王海山
快速的城市化与机动化造成了严峻的交通拥堵问题。公共交通被认为是缓解城市交通拥堵的有效方法。在常规公交中,公交信号优先是实施公交优先发展的重要举措之一。受制于有限的信息获取渠道以及单一的控制手段,传统公交信号优先控制方法在许多场景下实施效果不佳,而车路协同系统可以为摆脱上述困境提供一个有效的途径。基于先进的无线通信技术和丰富的数据采集手段,车路协同环境可以提供更加多源、准确、实时的交通数据,从而可以实施有效的车辆速度引导和信号控制,进而能够科学地减缓公交车和非公交车辆间的矛盾。本文的主要对如下内容展开了研究:
(1) 车路协同环境下公交信号优先的实施框架。难以稳定为公交车提供优先通行权、难以有效控制非公交车辆所受的负面影响以及难以有效降低公交车的全程信控延误是现有公交信号优先控制方法的主要不足。为了在车路协同环境下实施更加稳定而有效的公交信号优先控制,车路协同系统应当具备由中央控制单元、交叉口控制单元、公交车到达检测单元、停靠时间统计单元、交通流流量检测单元、交通波波速估计单元和信号控制单元组成的智能路侧子系统、由定位与授时单元和速度控制单元组成的智能车载子系统和由路侧通信单元和车载通信单元组成的无线通信子系统。

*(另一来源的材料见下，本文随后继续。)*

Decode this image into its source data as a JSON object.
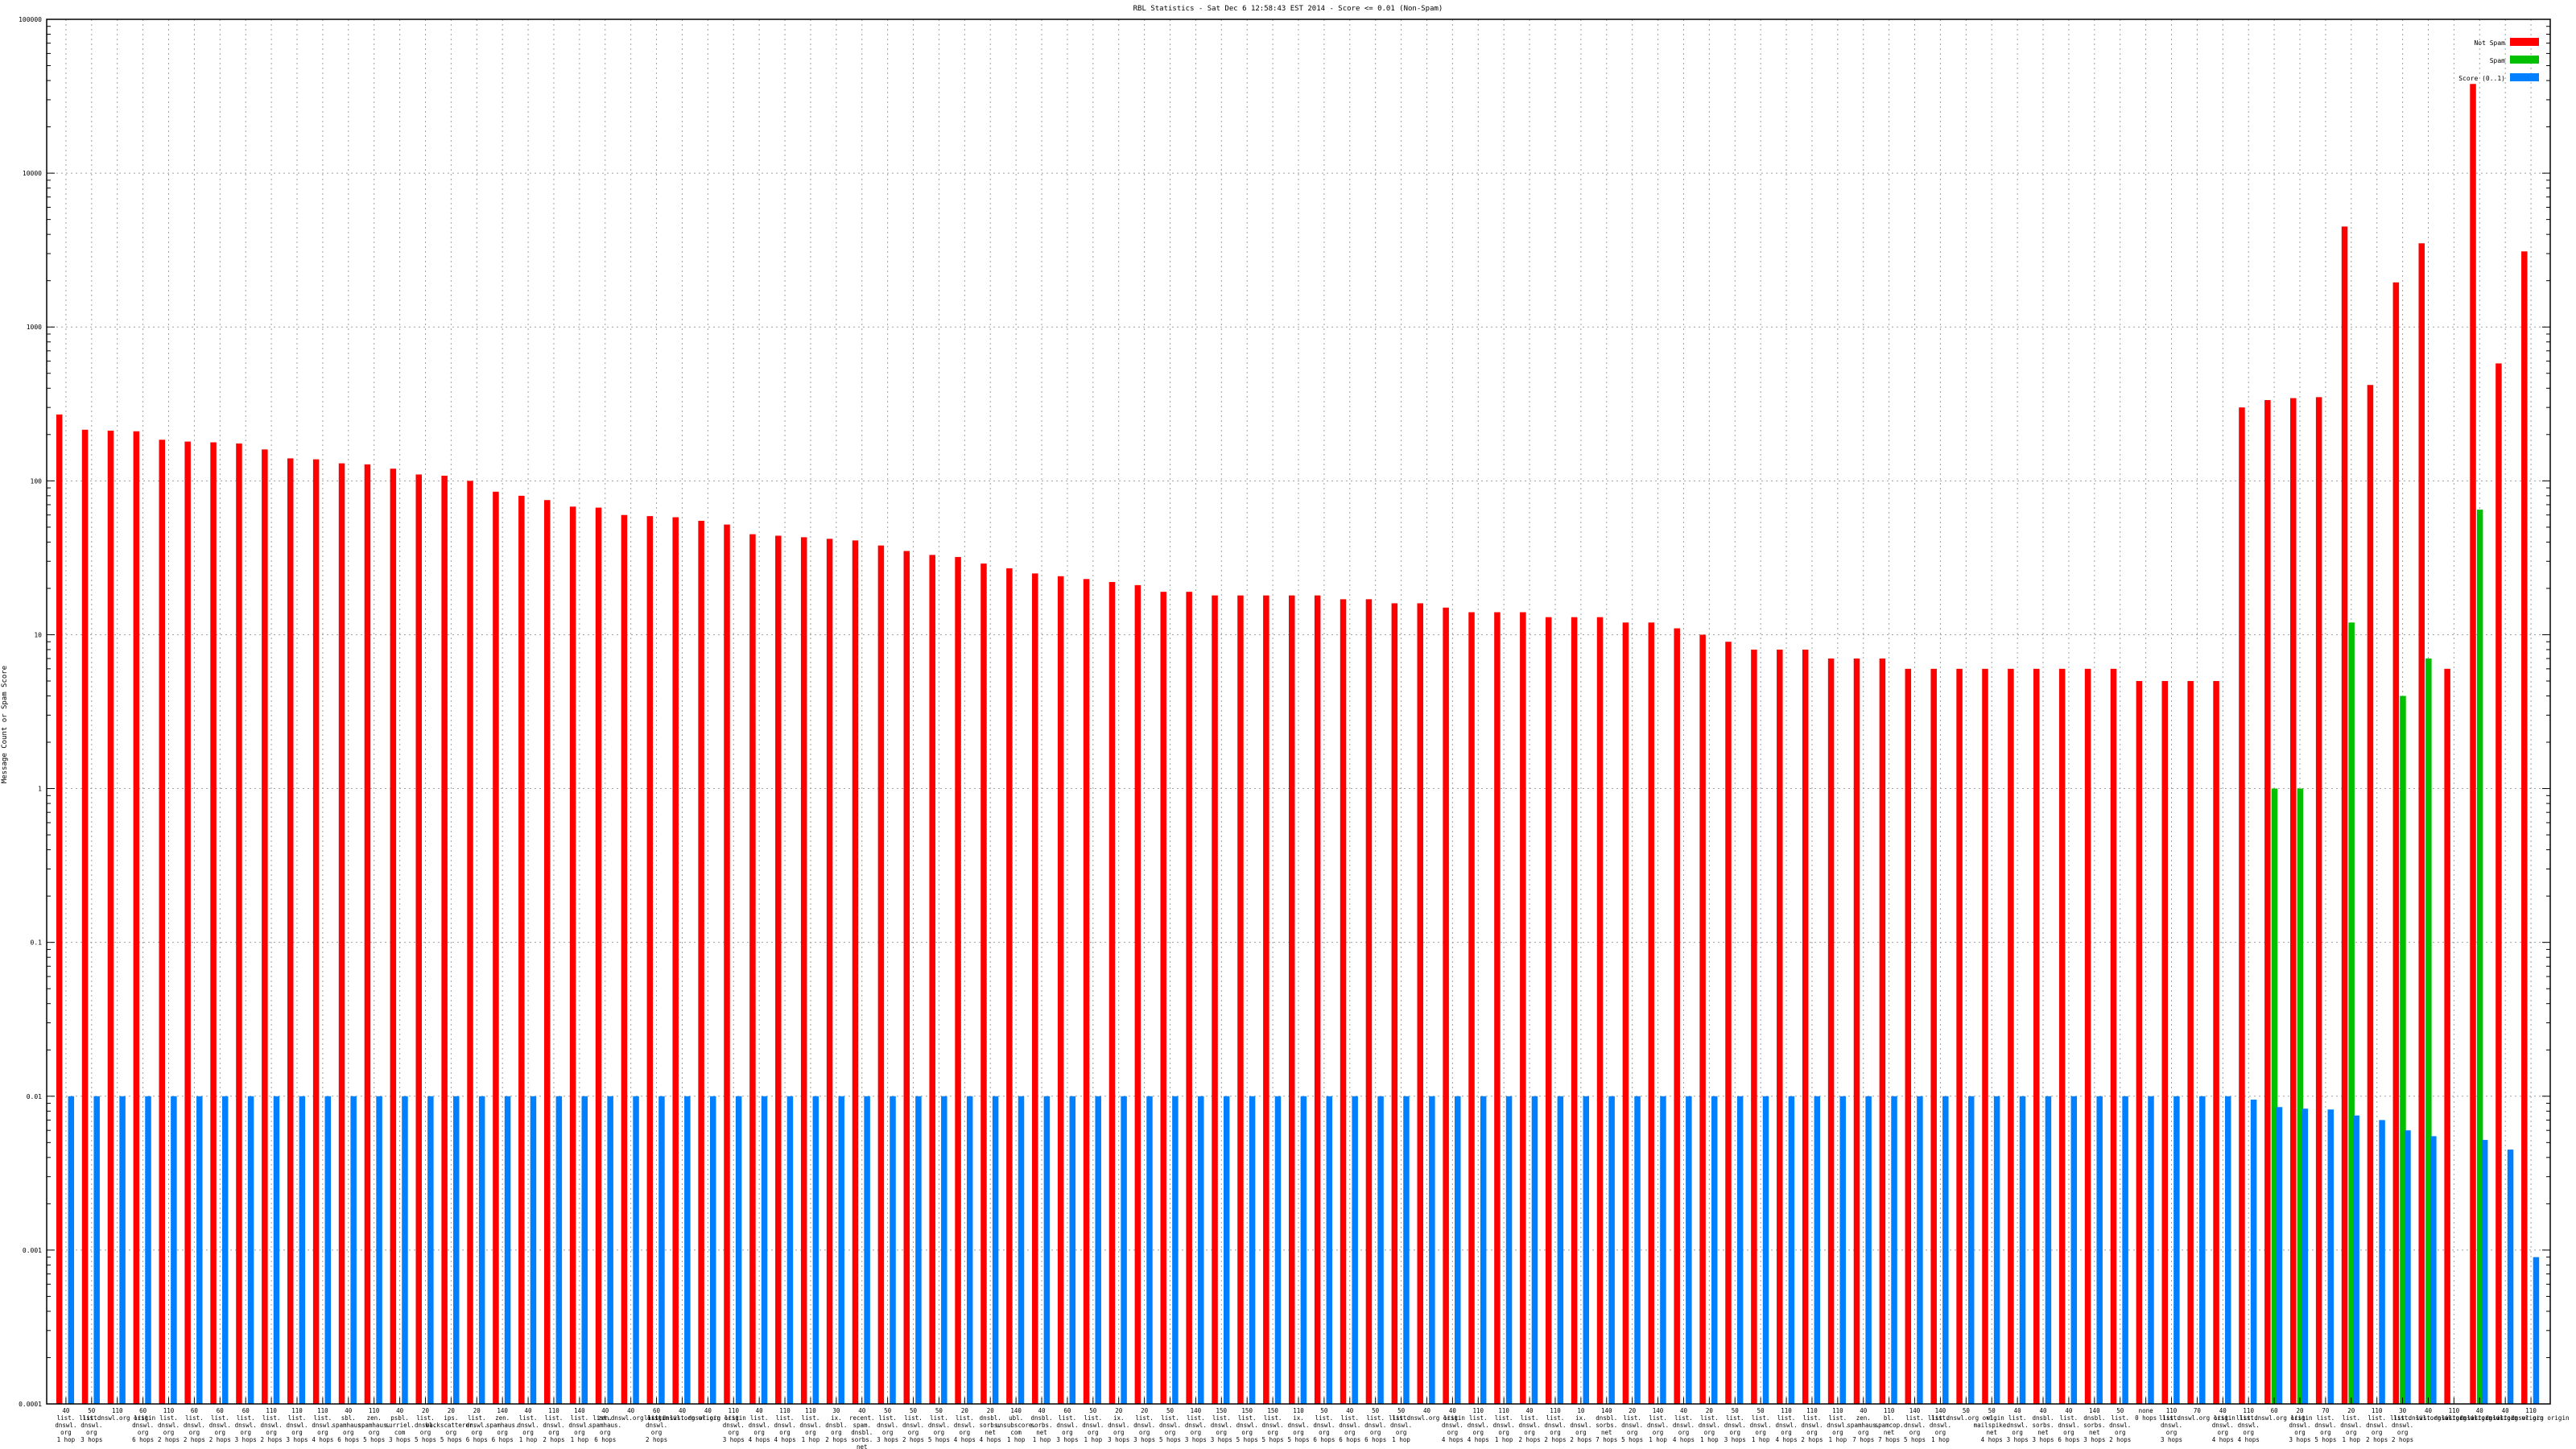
{
  "colors": {
    "not_spam": "#ff0000",
    "spam": "#00c000",
    "score": "#0080ff",
    "grid": "#a0a0a0",
    "axis": "#000000"
  },
  "chart_data": {
    "type": "bar",
    "title": "RBL Statistics - Sat Dec  6 12:58:43 EST 2014 - Score <= 0.01 (Non-Spam)",
    "ylabel": "Message Count or Spam Score",
    "xlabel": "",
    "yscale": "log",
    "ylim": [
      0.0001,
      100000
    ],
    "yticks": [
      "100000",
      "10000",
      "1000",
      "100",
      "10",
      "1",
      "0.1",
      "0.01",
      "0.001",
      "0.0001"
    ],
    "grid": true,
    "legend_position": "top-right",
    "series": [
      {
        "name": "Not Spam",
        "color_key": "not_spam",
        "values": [
          270,
          215,
          212,
          210,
          185,
          180,
          178,
          175,
          160,
          140,
          138,
          130,
          128,
          120,
          110,
          108,
          100,
          85,
          80,
          75,
          68,
          67,
          60,
          59,
          58,
          55,
          52,
          45,
          44,
          43,
          42,
          41,
          38,
          35,
          33,
          32,
          29,
          27,
          25,
          24,
          23,
          22,
          21,
          19,
          19,
          18,
          18,
          18,
          18,
          18,
          17,
          17,
          16,
          16,
          15,
          14,
          14,
          14,
          13,
          13,
          13,
          12,
          12,
          11,
          10,
          9,
          8,
          8,
          8,
          7,
          7,
          7,
          6,
          6,
          6,
          6,
          6,
          6,
          6,
          6,
          6,
          5,
          5,
          5,
          5,
          300,
          335,
          345,
          350,
          4500,
          420,
          1950,
          3500,
          6,
          38000,
          580,
          3100
        ]
      },
      {
        "name": "Spam",
        "color_key": "spam",
        "values": [
          0,
          0,
          0,
          0,
          0,
          0,
          0,
          0,
          0,
          0,
          0,
          0,
          0,
          0,
          0,
          0,
          0,
          0,
          0,
          0,
          0,
          0,
          0,
          0,
          0,
          0,
          0,
          0,
          0,
          0,
          0,
          0,
          0,
          0,
          0,
          0,
          0,
          0,
          0,
          0,
          0,
          0,
          0,
          0,
          0,
          0,
          0,
          0,
          0,
          0,
          0,
          0,
          0,
          0,
          0,
          0,
          0,
          0,
          0,
          0,
          0,
          0,
          0,
          0,
          0,
          0,
          0,
          0,
          0,
          0,
          0,
          0,
          0,
          0,
          0,
          0,
          0,
          0,
          0,
          0,
          0,
          0,
          0,
          0,
          0,
          0,
          1,
          1,
          0,
          12,
          0,
          4,
          7,
          0,
          65,
          0,
          0
        ]
      },
      {
        "name": "Score (0..1)",
        "color_key": "score",
        "values": [
          0.01,
          0.01,
          0.01,
          0.01,
          0.01,
          0.01,
          0.01,
          0.01,
          0.01,
          0.01,
          0.01,
          0.01,
          0.01,
          0.01,
          0.01,
          0.01,
          0.01,
          0.01,
          0.01,
          0.01,
          0.01,
          0.01,
          0.01,
          0.01,
          0.01,
          0.01,
          0.01,
          0.01,
          0.01,
          0.01,
          0.01,
          0.01,
          0.01,
          0.01,
          0.01,
          0.01,
          0.01,
          0.01,
          0.01,
          0.01,
          0.01,
          0.01,
          0.01,
          0.01,
          0.01,
          0.01,
          0.01,
          0.01,
          0.01,
          0.01,
          0.01,
          0.01,
          0.01,
          0.01,
          0.01,
          0.01,
          0.01,
          0.01,
          0.01,
          0.01,
          0.01,
          0.01,
          0.01,
          0.01,
          0.01,
          0.01,
          0.01,
          0.01,
          0.01,
          0.01,
          0.01,
          0.01,
          0.01,
          0.01,
          0.01,
          0.01,
          0.01,
          0.01,
          0.01,
          0.01,
          0.01,
          0.01,
          0.01,
          0.01,
          0.01,
          0.0095,
          0.0085,
          0.0083,
          0.0082,
          0.0075,
          0.007,
          0.006,
          0.0055,
          0.0001,
          0.0052,
          0.0045,
          0.0009
        ]
      }
    ],
    "categories": [
      "40 list.dnswl.org 1 hop",
      "50 list.dnswl.org 3 hops",
      "110 list.dnswl.org origin",
      "60 list.dnswl.org 6 hops",
      "110 list.dnswl.org 2 hops",
      "60 list.dnswl.org 2 hops",
      "60 list.dnswl.org 2 hops",
      "60 list.dnswl.org 3 hops",
      "110 list.dnswl.org 2 hops",
      "110 list.dnswl.org 3 hops",
      "110 list.dnswl.org 4 hops",
      "40 sbl.spamhaus.org 6 hops",
      "110 zen.spamhaus.org 5 hops",
      "40 psbl.surriel.com 3 hops",
      "20 list.dnswl.org 5 hops",
      "20 ips.backscatterer.org 5 hops",
      "20 list.dnswl.org 6 hops",
      "140 zen.spamhaus.org 6 hops",
      "40 list.dnswl.org 1 hop",
      "110 list.dnswl.org 2 hops",
      "140 list.dnswl.org 1 hop",
      "40 zen.spamhaus.org 6 hops",
      "40 list.dnswl.org origin",
      "60 list.dnswl.org 2 hops",
      "40 list.dnswl.org origin",
      "40 list.dnswl.org origin",
      "110 list.dnswl.org 3 hops",
      "40 list.dnswl.org 4 hops",
      "110 list.dnswl.org 4 hops",
      "110 list.dnswl.org 1 hop",
      "30 ix.dnsbl.org 2 hops",
      "40 recent.spam.dnsbl.sorbs.net 8 hops",
      "50 list.dnswl.org 3 hops",
      "50 list.dnswl.org 2 hops",
      "50 list.dnswl.org 5 hops",
      "20 list.dnswl.org 4 hops",
      "20 dnsbl.sorbs.net 4 hops",
      "140 ubl.unsubscore.com 1 hop",
      "40 dnsbl.sorbs.net 1 hop",
      "60 list.dnswl.org 3 hops",
      "50 list.dnswl.org 1 hop",
      "20 ix.dnswl.org 3 hops",
      "20 list.dnswl.org 3 hops",
      "50 list.dnswl.org 5 hops",
      "140 list.dnswl.org 3 hops",
      "150 list.dnswl.org 3 hops",
      "150 list.dnswl.org 5 hops",
      "150 list.dnswl.org 5 hops",
      "110 ix.dnswl.org 5 hops",
      "50 list.dnswl.org 6 hops",
      "40 list.dnswl.org 6 hops",
      "50 list.dnswl.org 6 hops",
      "50 list.dnswl.org 1 hop",
      "40 list.dnswl.org origin",
      "40 list.dnswl.org 4 hops",
      "110 list.dnswl.org 4 hops",
      "110 list.dnswl.org 1 hop",
      "40 list.dnswl.org 2 hops",
      "110 list.dnswl.org 2 hops",
      "10 ix.dnswl.org 2 hops",
      "140 dnsbl.sorbs.net 7 hops",
      "20 list.dnswl.org 5 hops",
      "140 list.dnswl.org 1 hop",
      "40 list.dnswl.org 4 hops",
      "20 list.dnswl.org 1 hop",
      "50 list.dnswl.org 3 hops",
      "50 list.dnswl.org 1 hop",
      "110 list.dnswl.org 4 hops",
      "110 list.dnswl.org 2 hops",
      "110 list.dnswl.org 1 hop",
      "40 zen.spamhaus.org 7 hops",
      "110 bl.spamcop.net 7 hops",
      "140 list.dnswl.org 5 hops",
      "140 list.dnswl.org 1 hop",
      "50 list.dnswl.org origin",
      "50 wl.mailspike.net 4 hops",
      "40 list.dnswl.org 3 hops",
      "40 dnsbl.sorbs.net 3 hops",
      "40 list.dnswl.org 6 hops",
      "140 dnsbl.sorbs.net 3 hops",
      "50 list.dnswl.org 2 hops",
      "none 0 hops",
      "110 list.dnswl.org 3 hops",
      "70 list.dnswl.org origin",
      "40 list.dnswl.org 4 hops",
      "110 list.dnswl.org 4 hops",
      "60 list.dnswl.org origin",
      "20 list.dnswl.org 3 hops",
      "70 list.dnswl.org 5 hops",
      "20 list.dnswl.org 1 hop",
      "110 list.dnswl.org 2 hops",
      "30 list.dnswl.org 2 hops",
      "40 list.dnswl.org origin",
      "110 list.dnswl.org origin",
      "40 list.dnswl.org origin",
      "40 list.dnswl.org origin",
      "110 list.dnswl.org origin"
    ]
  }
}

车路协同环境提供的公交车的历史驻站停靠时间、实时交通波波速和各车道实时车辆到达等信息以及速度引导等控制手段被用于完善现有公交信号优先控制方法的不足。
(2) 有公交专用道的单个交叉口公交信号优先控制。公交车驻站停靠时间的随机性导致公交车抵达交叉口停止线的时刻难以准确预测,而基于不精准的预测结果设计的公交信号优先控制方法失效概率较高。本文构建了一种基于周期伸缩策略,考虑公交车驻站停靠时间随机性的公交信号优先控制方法,此方法以公交车的期望信控延误和非公交车辆的平均信控延误为优化目标。周期伸缩策略通过同时调整信号周期长度和各个相位的绿信比实现更灵活的绿灯时长再分配,以达到降低拒绝公交信号优先请求概率的目的。利用车路协同环境提供的实时车辆到达信息,非公交车辆的平均信控延误可通过有限状态自动机计算;利用车路协同环境提供的公交车驻站停靠时间的概率分布,公交车的期望信控延误可通过时空图计算。NSGA Ⅱ(Nondominated Sorting Genetic Algorithm 2)算法被用于求解帕累托前沿,基于帕累托前沿而提出的决策规则可实现公交车优先等级的动态控制。VISSIM仿真实验结果表明,与传统公交信号优先控制方法(Conventional Transit Signal Priority, CTSP)几乎失效相比,在高、中、低三种交通拥堵水平下,此方法可将公交车平均信控延误降低27%~47%,且将非公交车辆的平均信控延误降低了约13%,较充分地发挥了公交专用道的作用。此外,在单次优先中,不同优先等级下,公交车的平均信控延误的极差和相对极差可达30秒和160%,而非公交车辆的平均信控延误的极差和相对极差可达10秒和15%,表明此方法在优先等级控制上的效果。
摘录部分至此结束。